Similarly, internal traits (such as a pleasant temperament), or talents (such as musical ability), may also be passed down from forebearers to progeny. These beneficial traits and talents become part of the matrix in which the person operates and with which he experiences life.

So too with ancestral merit. The good deeds, Torah study and piety accrued by the righteous are passed to, and continue to have a beneficial effect on, their descendants. This is the case even if the descendants don’t deserve it in their own right. In which case, it will likely accompany them generally or particularly throughout life until it is depleted. But hopefully this ancestral merit will provide the opportunities and pre-disposition upon which the offspring can capitalize in order to continue the righteous ways of their forebearers.
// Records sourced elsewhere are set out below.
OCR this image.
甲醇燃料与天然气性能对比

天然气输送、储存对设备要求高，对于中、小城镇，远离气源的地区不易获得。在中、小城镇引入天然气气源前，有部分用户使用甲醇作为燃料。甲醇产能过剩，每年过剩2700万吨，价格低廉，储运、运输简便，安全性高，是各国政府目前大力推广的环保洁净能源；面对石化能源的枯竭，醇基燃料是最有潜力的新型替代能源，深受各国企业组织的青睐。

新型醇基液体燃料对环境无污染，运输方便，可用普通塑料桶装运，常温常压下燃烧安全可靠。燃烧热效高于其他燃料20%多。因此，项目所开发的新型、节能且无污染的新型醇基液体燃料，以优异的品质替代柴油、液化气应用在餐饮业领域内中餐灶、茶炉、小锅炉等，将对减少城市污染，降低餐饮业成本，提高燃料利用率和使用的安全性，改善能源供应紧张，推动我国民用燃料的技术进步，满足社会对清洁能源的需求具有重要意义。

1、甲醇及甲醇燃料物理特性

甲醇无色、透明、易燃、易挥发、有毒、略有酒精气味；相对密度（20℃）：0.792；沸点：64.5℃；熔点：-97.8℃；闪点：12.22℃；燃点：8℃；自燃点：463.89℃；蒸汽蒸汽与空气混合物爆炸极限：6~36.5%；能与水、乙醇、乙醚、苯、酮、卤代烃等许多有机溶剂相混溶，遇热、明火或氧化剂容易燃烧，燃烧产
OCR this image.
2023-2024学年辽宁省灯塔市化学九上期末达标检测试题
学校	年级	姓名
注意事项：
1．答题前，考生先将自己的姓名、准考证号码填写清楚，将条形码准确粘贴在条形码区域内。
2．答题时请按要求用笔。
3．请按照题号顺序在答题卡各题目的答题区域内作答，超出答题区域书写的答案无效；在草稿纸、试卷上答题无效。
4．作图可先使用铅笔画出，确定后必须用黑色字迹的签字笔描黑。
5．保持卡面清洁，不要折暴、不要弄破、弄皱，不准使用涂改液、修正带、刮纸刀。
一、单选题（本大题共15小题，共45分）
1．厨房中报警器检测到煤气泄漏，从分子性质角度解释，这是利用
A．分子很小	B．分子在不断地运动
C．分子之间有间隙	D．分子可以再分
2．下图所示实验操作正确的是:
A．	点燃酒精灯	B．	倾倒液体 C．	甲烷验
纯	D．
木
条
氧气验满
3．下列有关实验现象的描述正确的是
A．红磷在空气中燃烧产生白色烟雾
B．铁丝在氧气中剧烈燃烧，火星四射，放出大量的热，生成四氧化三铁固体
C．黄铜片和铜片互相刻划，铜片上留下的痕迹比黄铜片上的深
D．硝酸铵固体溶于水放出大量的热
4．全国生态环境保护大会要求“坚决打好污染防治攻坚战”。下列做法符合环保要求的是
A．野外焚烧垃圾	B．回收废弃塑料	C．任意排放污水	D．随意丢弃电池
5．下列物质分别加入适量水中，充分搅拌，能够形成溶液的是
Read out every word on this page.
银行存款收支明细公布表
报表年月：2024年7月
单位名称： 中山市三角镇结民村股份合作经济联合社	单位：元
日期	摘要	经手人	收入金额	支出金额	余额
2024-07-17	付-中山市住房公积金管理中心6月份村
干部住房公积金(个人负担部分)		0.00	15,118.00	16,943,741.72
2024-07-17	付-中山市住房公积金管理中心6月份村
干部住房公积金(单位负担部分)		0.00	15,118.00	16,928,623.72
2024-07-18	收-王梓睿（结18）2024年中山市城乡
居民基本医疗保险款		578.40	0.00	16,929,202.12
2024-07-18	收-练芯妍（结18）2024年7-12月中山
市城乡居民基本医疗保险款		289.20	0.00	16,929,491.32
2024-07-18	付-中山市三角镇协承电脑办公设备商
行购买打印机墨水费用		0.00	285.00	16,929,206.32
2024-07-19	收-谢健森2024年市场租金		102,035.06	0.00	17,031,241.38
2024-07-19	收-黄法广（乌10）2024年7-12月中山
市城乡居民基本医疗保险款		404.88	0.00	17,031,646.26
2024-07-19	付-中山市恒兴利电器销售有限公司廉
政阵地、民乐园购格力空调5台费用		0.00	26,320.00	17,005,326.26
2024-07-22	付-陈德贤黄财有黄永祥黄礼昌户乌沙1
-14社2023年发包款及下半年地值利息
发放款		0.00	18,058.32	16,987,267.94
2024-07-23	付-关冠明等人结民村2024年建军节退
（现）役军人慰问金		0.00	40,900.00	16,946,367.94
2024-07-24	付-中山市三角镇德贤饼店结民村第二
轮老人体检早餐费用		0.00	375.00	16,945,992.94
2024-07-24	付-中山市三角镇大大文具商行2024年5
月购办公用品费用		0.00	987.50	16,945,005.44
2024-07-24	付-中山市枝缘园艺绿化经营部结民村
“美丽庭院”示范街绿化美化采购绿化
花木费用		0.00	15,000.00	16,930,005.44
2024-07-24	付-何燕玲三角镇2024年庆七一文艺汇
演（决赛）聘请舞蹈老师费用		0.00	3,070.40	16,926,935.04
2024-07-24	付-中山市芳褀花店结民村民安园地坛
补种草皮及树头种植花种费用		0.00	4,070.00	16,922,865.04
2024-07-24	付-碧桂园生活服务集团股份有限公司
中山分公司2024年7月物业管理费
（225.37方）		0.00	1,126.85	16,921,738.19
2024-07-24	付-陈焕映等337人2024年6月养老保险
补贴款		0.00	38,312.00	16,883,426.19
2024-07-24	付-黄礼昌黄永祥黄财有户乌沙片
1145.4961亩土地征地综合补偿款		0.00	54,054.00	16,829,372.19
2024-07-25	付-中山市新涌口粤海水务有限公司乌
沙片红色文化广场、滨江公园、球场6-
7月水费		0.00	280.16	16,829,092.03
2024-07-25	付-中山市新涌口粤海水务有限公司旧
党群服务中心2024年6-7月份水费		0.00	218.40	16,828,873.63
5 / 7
We find this idea in the resolution of seemingly contradictory Talmudic teachings regarding in whose merit the Jews received the miraculous manna, the clouds of glory and the travelling well of water.

According to one Talmudic source these gifts were given in the merit of Avraham’s hospitality to the angels (Gen. 18:4). The teaching thus states (Bava Metzia 86b): “As a reward for the ‘milk and butter’ (which Avraham served to his visitors), they received the manna; as a reward for ‘and he stood over them (to serve them)’, they received the pillar of the cloud; as a reward for ‘let some water be taken (to wash your feet), they received the well of Miriam”.

However, the Maharsha notes a contradictory Talmudic source (Ta’anit 9a) which attributes the manna, clouds of glory and well of water to the merit of Moshe, Aharon and Miriam, respectively. So were these miracles performed for the Jewish People in the merit of Avraham or, rather, in the merit of Moshe, Aharon and Miriam?

The answer is that the gifts were bestowed as a result of a process, not due to a single event or individual. The process began with the righteousness of Avraham, whose merit planted the seed of possibility for the miracle to occur. This ancestral merit of Avraham was passed on in potential to his progeny — Moshe, Aharon and Miriam. They then capitalized upon their ancestral pre-disposition for righteousness and brought that seed of merit into fruition through the formation of the manna, clouds of glory and the travelling well.